Mechanism of Action and TTR Stabilization
Attruby is the first and only approved product with a label specifying near-complete stabilization of TTR. It was designed to mimic a naturally occurring "rescue mutation" of the TTR gene (T119M) that targets the root cause of ATTR-CM, destabilization of the native TTR tetramer. Through near-complete TTR stabilization (≥90%), Attruby has been shown to preserve the native function of TTR as a transport protein of thyroxine and vitamin A and to demonstrate benefit on cardiovascular outcomes.
Expert Commentary
"Transthyretin cardiac amyloidosis is a progressive disease with a poor prognosis when left untreated. Having a new first line treatment option which provides excellent TTR stabilization and improves outcomes in this disease gives patients more options," said Martha Grogan, M.D., of the Mayo Clinic. "Encouraging data suggests Attruby reduces all-cause mortality and cardiovascular hospitalization as early as three months after initiation of therapy. With continued advances in therapy, this previously fatal disease is becoming a manageable chronic cardiovascular condition."
Safety and Tolerability
Attruby was generally well-tolerated in the clinical trial. The most common adverse reactions reported in patients treated with Attruby versus placebo were diarrhea (11.6% vs 7.6%) and upper abdominal pain (5.5% vs 1.4%). The majority of these adverse reactions were mild and resolved without drug discontinuation. Discontinuation rates due to adverse events were similar between patients treated with Attruby versus placebo (9.3% and 8.5%, respectively).

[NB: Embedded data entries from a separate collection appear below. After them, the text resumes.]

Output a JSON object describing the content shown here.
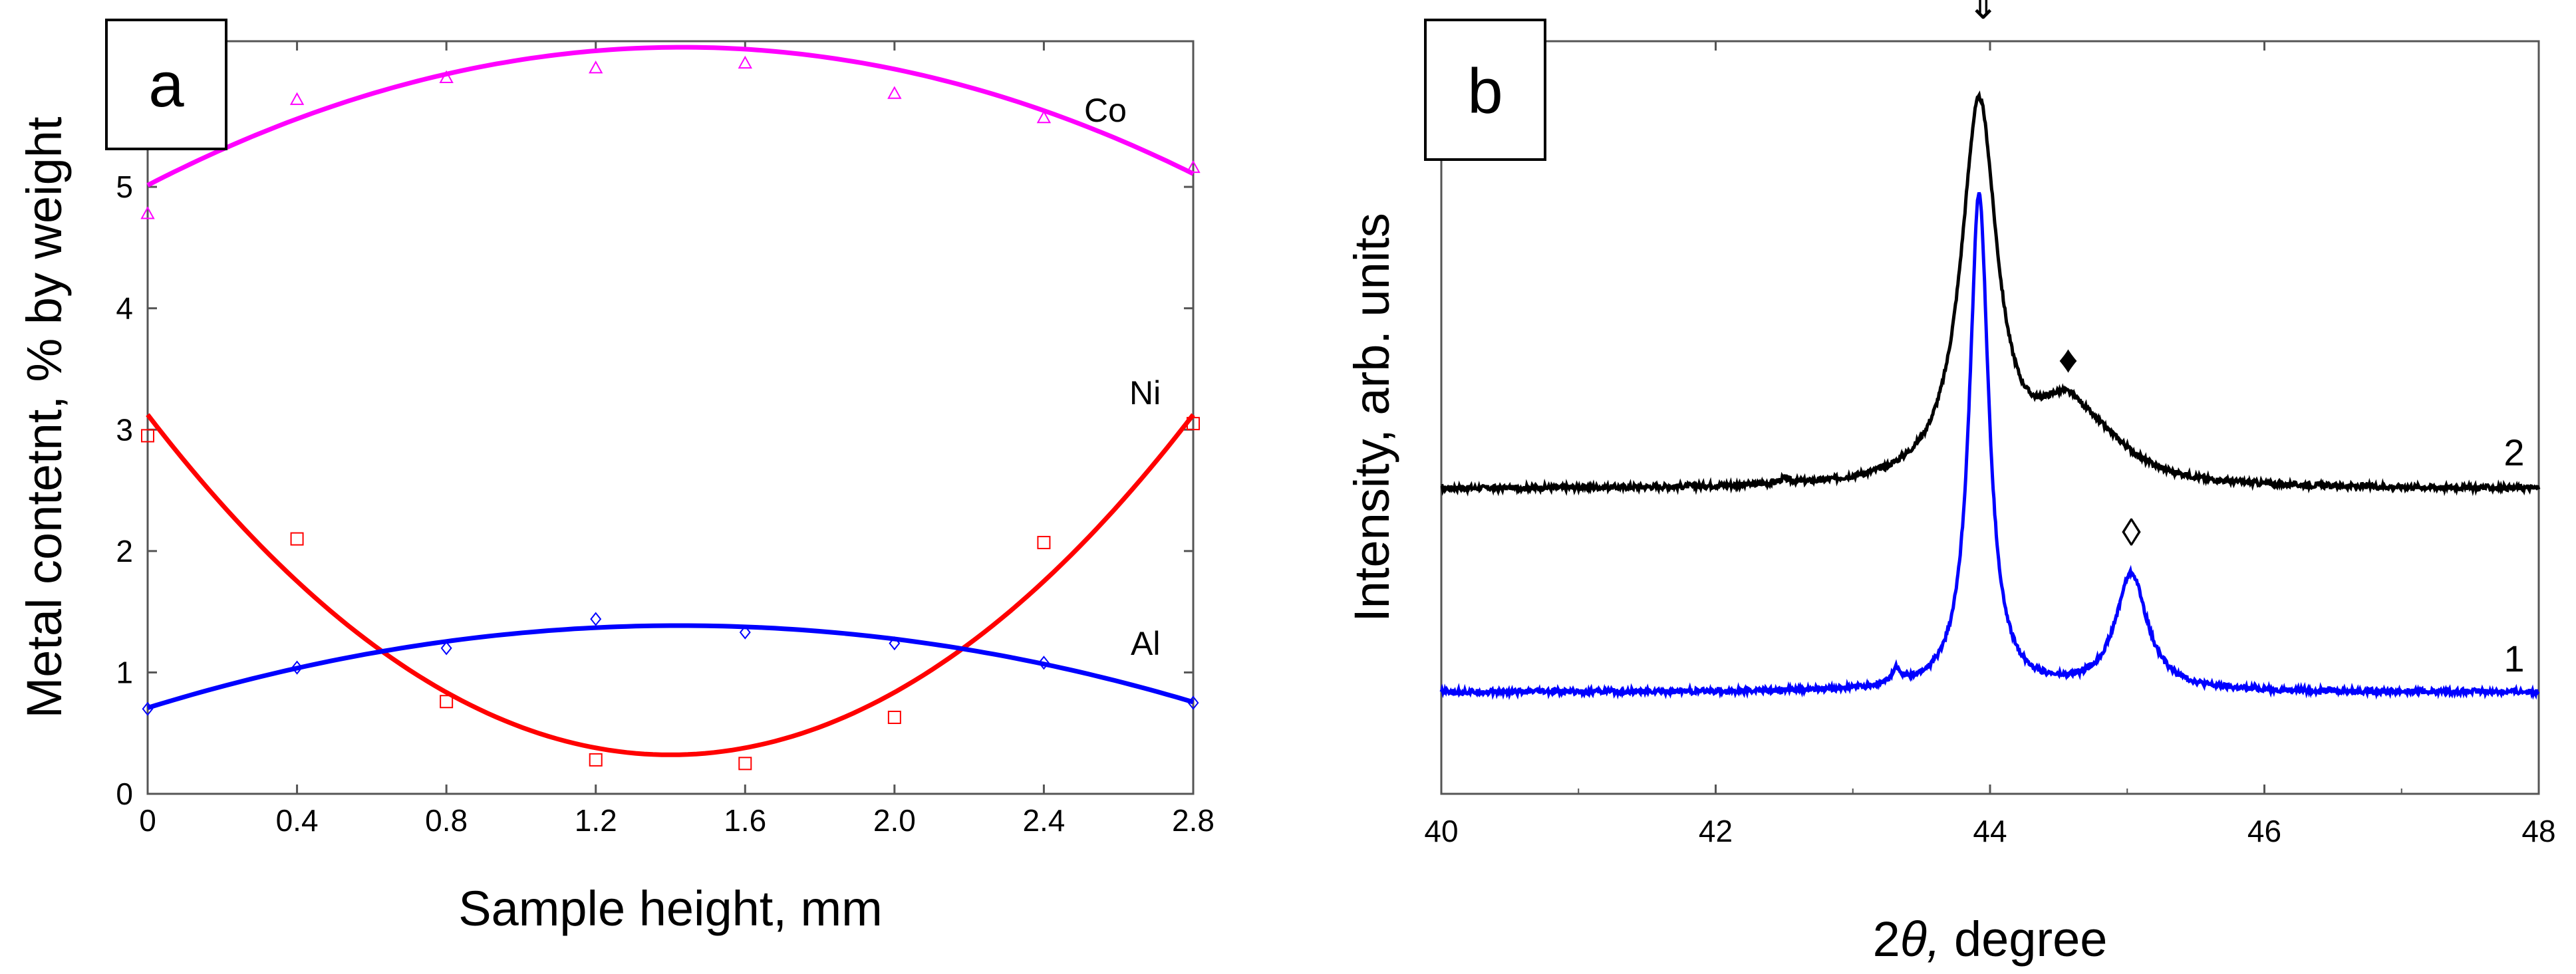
{
  "chart_data": [
    {
      "type": "scatter",
      "panel": "a",
      "xlabel": "Sample height, mm",
      "ylabel": "Metal contetnt, % by weight",
      "xlim": [
        0,
        2.8
      ],
      "ylim": [
        0,
        6.2
      ],
      "xticks": [
        0,
        0.4,
        0.8,
        1.2,
        1.6,
        2.0,
        2.4,
        2.8
      ],
      "xtick_labels": [
        "0",
        "0.4",
        "0.8",
        "1.2",
        "1.6",
        "2.0",
        "2.4",
        "2.8"
      ],
      "yticks": [
        0,
        1,
        2,
        3,
        4,
        5
      ],
      "ytick_labels": [
        "0",
        "1",
        "2",
        "3",
        "4",
        "5"
      ],
      "grid": false,
      "series": [
        {
          "name": "Co",
          "color": "#ff00ff",
          "marker": "triangle",
          "points": [
            [
              0,
              4.78
            ],
            [
              0.4,
              5.72
            ],
            [
              0.8,
              5.9
            ],
            [
              1.2,
              5.98
            ],
            [
              1.6,
              6.02
            ],
            [
              2.0,
              5.77
            ],
            [
              2.4,
              5.57
            ],
            [
              2.8,
              5.16
            ]
          ],
          "fit": [
            [
              0,
              4.97
            ],
            [
              0.4,
              5.62
            ],
            [
              0.8,
              5.95
            ],
            [
              1.45,
              6.1
            ],
            [
              2.0,
              5.98
            ],
            [
              2.4,
              5.62
            ],
            [
              2.8,
              5.12
            ]
          ]
        },
        {
          "name": "Ni",
          "color": "#ff0000",
          "marker": "square",
          "points": [
            [
              0,
              2.95
            ],
            [
              0.4,
              2.1
            ],
            [
              0.8,
              0.76
            ],
            [
              1.2,
              0.28
            ],
            [
              1.6,
              0.25
            ],
            [
              2.0,
              0.63
            ],
            [
              2.4,
              2.07
            ],
            [
              2.8,
              3.05
            ]
          ],
          "fit": [
            [
              0,
              3.13
            ],
            [
              0.4,
              1.73
            ],
            [
              0.8,
              0.86
            ],
            [
              1.2,
              0.38
            ],
            [
              1.4,
              0.3
            ],
            [
              1.6,
              0.38
            ],
            [
              2.0,
              0.86
            ],
            [
              2.4,
              1.73
            ],
            [
              2.8,
              3.13
            ]
          ]
        },
        {
          "name": "Al",
          "color": "#0000ff",
          "marker": "diamond",
          "points": [
            [
              0,
              0.7
            ],
            [
              0.4,
              1.04
            ],
            [
              0.8,
              1.2
            ],
            [
              1.2,
              1.44
            ],
            [
              1.6,
              1.33
            ],
            [
              2.0,
              1.24
            ],
            [
              2.4,
              1.08
            ],
            [
              2.8,
              0.75
            ]
          ],
          "fit": [
            [
              0,
              0.7
            ],
            [
              0.4,
              1.05
            ],
            [
              0.8,
              1.26
            ],
            [
              1.2,
              1.36
            ],
            [
              1.45,
              1.38
            ],
            [
              1.6,
              1.37
            ],
            [
              2.0,
              1.28
            ],
            [
              2.4,
              1.08
            ],
            [
              2.8,
              0.75
            ]
          ]
        }
      ]
    },
    {
      "type": "line",
      "panel": "b",
      "xlabel_prefix": "2",
      "xlabel_theta": "θ,",
      "xlabel_rest": " degree",
      "ylabel": "Intensity, arb. units",
      "xlim": [
        40,
        48
      ],
      "ylim": [
        0,
        100
      ],
      "xticks": [
        40,
        42,
        44,
        46,
        48
      ],
      "xtick_labels": [
        "40",
        "42",
        "44",
        "46",
        "48"
      ],
      "y_tick_labels_shown": false,
      "grid": false,
      "series": [
        {
          "name": "2",
          "color": "#000000",
          "baseline": 40.5,
          "peaks": [
            {
              "center": 43.92,
              "height": 50.5,
              "width": 0.16
            },
            {
              "center": 44.55,
              "height": 8.5,
              "width": 0.26
            },
            {
              "center": 44.85,
              "height": 3,
              "width": 0.3
            },
            {
              "center": 42.5,
              "height": 0.6,
              "width": 0.05
            }
          ]
        },
        {
          "name": "1",
          "color": "#0000ff",
          "baseline": 13.5,
          "peaks": [
            {
              "center": 43.92,
              "height": 66,
              "width": 0.085
            },
            {
              "center": 45.03,
              "height": 15.5,
              "width": 0.14
            },
            {
              "center": 43.32,
              "height": 2,
              "width": 0.04
            }
          ]
        }
      ],
      "annotations": [
        {
          "symbol": "⇓",
          "x": 43.95,
          "y": 103
        },
        {
          "symbol": "♦",
          "x": 44.57,
          "y": 56
        },
        {
          "symbol": "◊",
          "x": 45.03,
          "y": 33
        }
      ]
    }
  ]
}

Commercialization and Access
BridgeBio offers a patient support services program, ForgingBridges™, for people in the U.S. prescribed Attruby and their families to receive help accessing this new therapy. With this approval, BridgeBio will receive a $500 million payment under their royalty funding agreement. BridgeBio has submitted a Marketing Authorization Application to the European Medicines Agency, with a decision expected in 2025. BridgeBio has granted exclusive rights to Bayer to commercialize acoramidis for ATTR-CM in Europe.